Making it all worse last night was that I remember parking my car, but don’t remember where I parked it. In fact, I don’t even remember what kind of car it is, color, model, identifying characteristics. I’m frantically searching all over for it when I wake up.

So two days ago I thought I’d take a rare “selfie”–God, I hate that word!–and put it up on Instagram and Twitter, as a tribute to Fan Fairs of old. I tried to look like the biggest Fan Fair gherm–something that still comes natural.

“Gherm,” if you don’t know, is a dismissive label used by Nashville music business folk for the fans who flood the city for Fan Fair, er, CMA Music Festival–or any other time of year, really–and meet and greet their heroes, which is pretty much what Fan Fair was originally set up to do. They’d wear their favorite artists’ t-shirts and badges and caps, much as I did in my selfie (there, I said it again).

But no one was ever a bigger gherm than me, and I say that with great pride. Yes, I had business being with the stars, but I never kidded myself: I was just a big kid from Wisconsin, America’s Dairyland, meeting and greeting my country music heroes, just like everyone else.

So even though I couldn’t make it again this year, I decided to put on my best gherm t-shirt and cap and take a Fan Fair tribute selfie (I still hate the word). I put on my Ronnie Milsap cap–in honor of Ronnie’s finally getting into the Country Music Hall of Fame, and a lasting friendship that began back at the Dane Country Coliseum in Madison back in the late ’80s–and my orange Cleveland International Records t-shirt, with the caricature of the accordion player who looks kind of like Steve Popovich.

Steve was the founder of Cleveland International Records. He was the sort of guy who’d give you the shirt off his back. He gave me the Cleveland International shirt. One Fan Fair he made up these hysterical “Your brain on Country Music!” t-shirts and gave me one of those, too. I wish I could find it if I still have it. Either way, I wish I could remember it, like I wish I could remember where I parked my car.

It played on those stupid “This is your brain on drugs” TV commercials, where they cut to the eggs frying in a pan. Being on drugs they only made me hungry.

I think it had a cartoon of the eggs in the pan wearing cowboy boots and hats and having a big old time, or something like that.
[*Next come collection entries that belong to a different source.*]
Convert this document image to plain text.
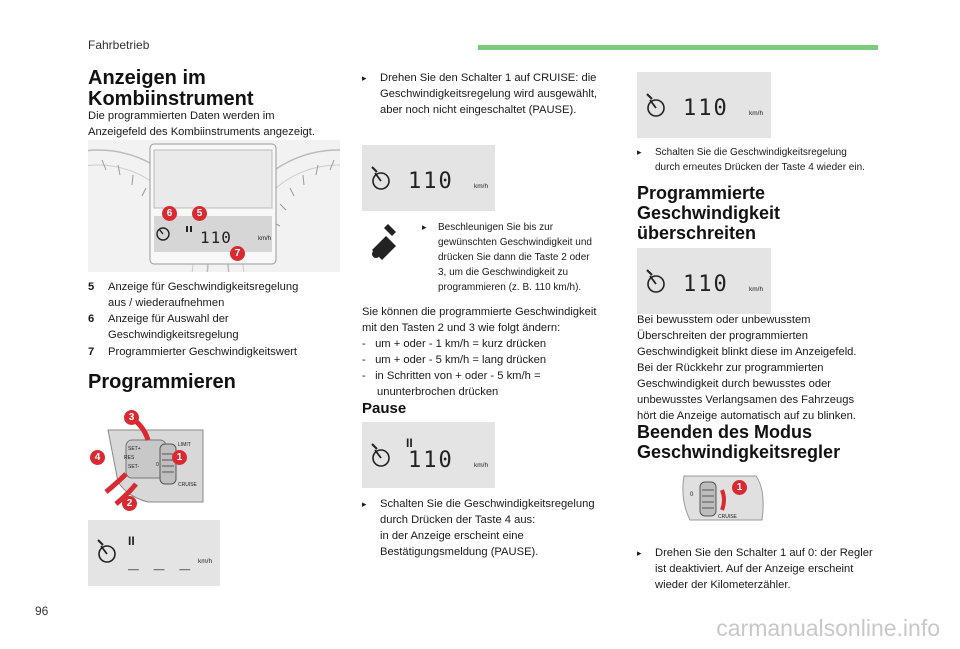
Fahrbetrieb
Anzeigen im
Kombiinstrument
Die programmierten Daten werden im
Anzeigefeld des Kombiinstruments angezeigt.
110	km/h
6	5
7
5 Anzeige für Geschwindigkeitsregelung
aus / wiederaufnehmen
6 Anzeige für Auswahl der
Geschwindigkeitsregelung
7 Programmierter Geschwindigkeitswert
Programmieren
LIMIT
CRUISE
SET+
SET-	0
RES
3
4	1
2
II
_ _ _ km/h
▸ Drehen Sie den Schalter 1 auf CRUISE: die
Geschwindigkeitsregelung wird ausgewählt,
aber noch nicht eingeschaltet (PAUSE).
110	km/h
▸ Beschleunigen Sie bis zur
gewünschten Geschwindigkeit und
drücken Sie dann die Taste 2 oder
3, um die Geschwindigkeit zu
programmieren (z. B. 110 km/h).
Sie können die programmierte Geschwindigkeit
mit den Tasten 2 und 3 wie folgt ändern:
-   um + oder - 1 km/h = kurz drücken
-   um + oder - 5 km/h = lang drücken
-   in Schritten von + oder - 5 km/h =
ununterbrochen drücken
Pause
II
110	km/h
▸ Schalten Sie die Geschwindigkeitsregelung
durch Drücken der Taste 4 aus:
in der Anzeige erscheint eine
Bestätigungsmeldung (PAUSE).
110	km/h
▸ Schalten Sie die Geschwindigkeitsregelung
durch erneutes Drücken der Taste 4 wieder ein.
Programmierte
Geschwindigkeit
überschreiten
110	km/h
Bei bewusstem oder unbewusstem
Überschreiten der programmierten
Geschwindigkeit blinkt diese im Anzeigefeld.
Bei der Rückkehr zur programmierten
Geschwindigkeit durch bewusstes oder
unbewusstes Verlangsamen des Fahrzeugs
hört die Anzeige automatisch auf zu blinken.
Beenden des Modus
Geschwindigkeitsregler
0
CRUISE
1
▸ Drehen Sie den Schalter 1 auf 0: der Regler
ist deaktiviert. Auf der Anzeige erscheint
wieder der Kilometerzähler.
96
carmanualsonline.info
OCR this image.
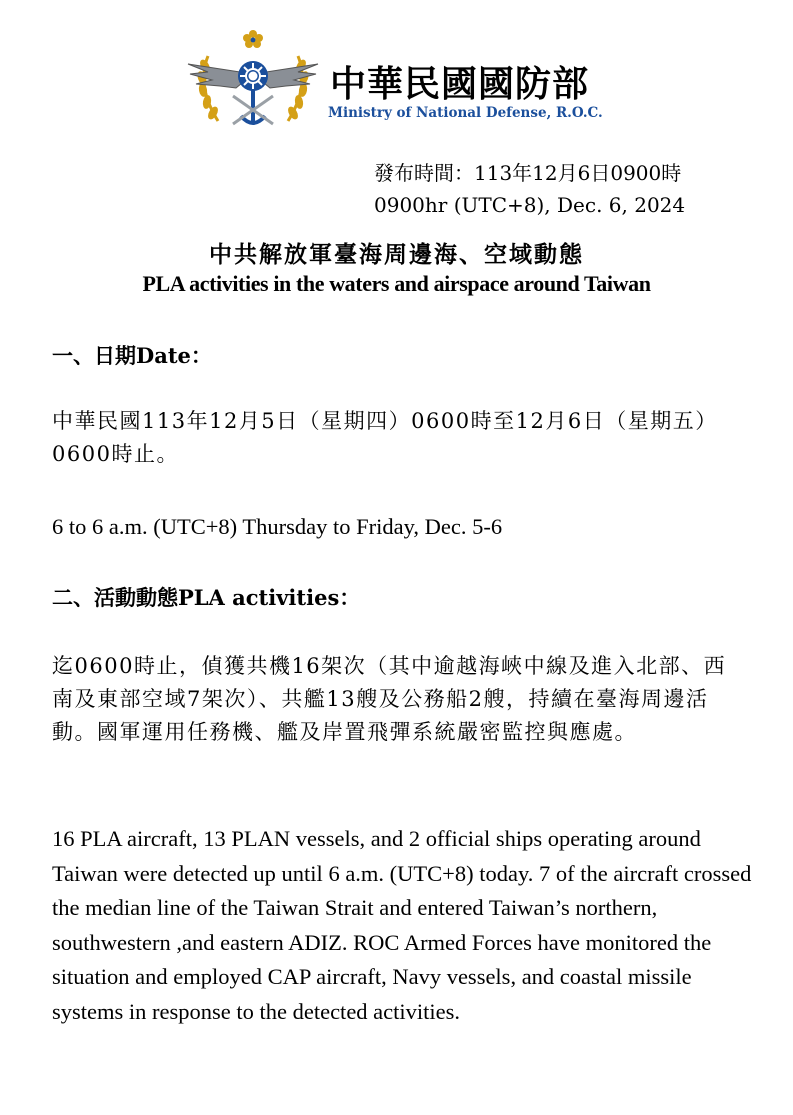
中華民國國防部
Ministry of National Defense, R.O.C.
發布時間：113年12月6日0900時
0900hr (UTC+8), Dec. 6, 2024
中共解放軍臺海周邊海、空域動態
PLA activities in the waters and airspace around Taiwan
一、日期Date：
中華民國113年12月5日（星期四）0600時至12月6日（星期五）0600時止。
6 to 6 a.m. (UTC+8) Thursday to Friday, Dec. 5-6
二、活動動態PLA activities：
迄0600時止，偵獲共機16架次（其中逾越海峽中線及進入北部、西南及東部空域7架次）、共艦13艘及公務船2艘，持續在臺海周邊活動。國軍運用任務機、艦及岸置飛彈系統嚴密監控與應處。
16 PLA aircraft, 13 PLAN vessels, and 2 official ships operating around Taiwan were detected up until 6 a.m. (UTC+8) today. 7 of the aircraft crossed the median line of the Taiwan Strait and entered Taiwan’s northern, southwestern ,and eastern ADIZ. ROC Armed Forces have monitored the situation and employed CAP aircraft, Navy vessels, and coastal missile systems in response to the detected activities.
It was really great, I remember, for sure.

And I remember Steve, of course, who died three years ago tomorrow.

No one cared more about music than Steve, who had a huge hand in the careers of Bruce Springsteen and Michael Jackson, and put out the Meat Loaf record on Cleveland International and then spent the rest of his life trying to get fairly paid for it.

No one cared more about the little guy, either, or the little guy’s music. He showed me what polka really is, for which I’m eternally grateful.

He had the biggest heart of anyone I knew, and after years of working hard and eating bad, his big heart finally gave out.

I forgot a lot of things, but I can never forget Steve Popovich. No one can.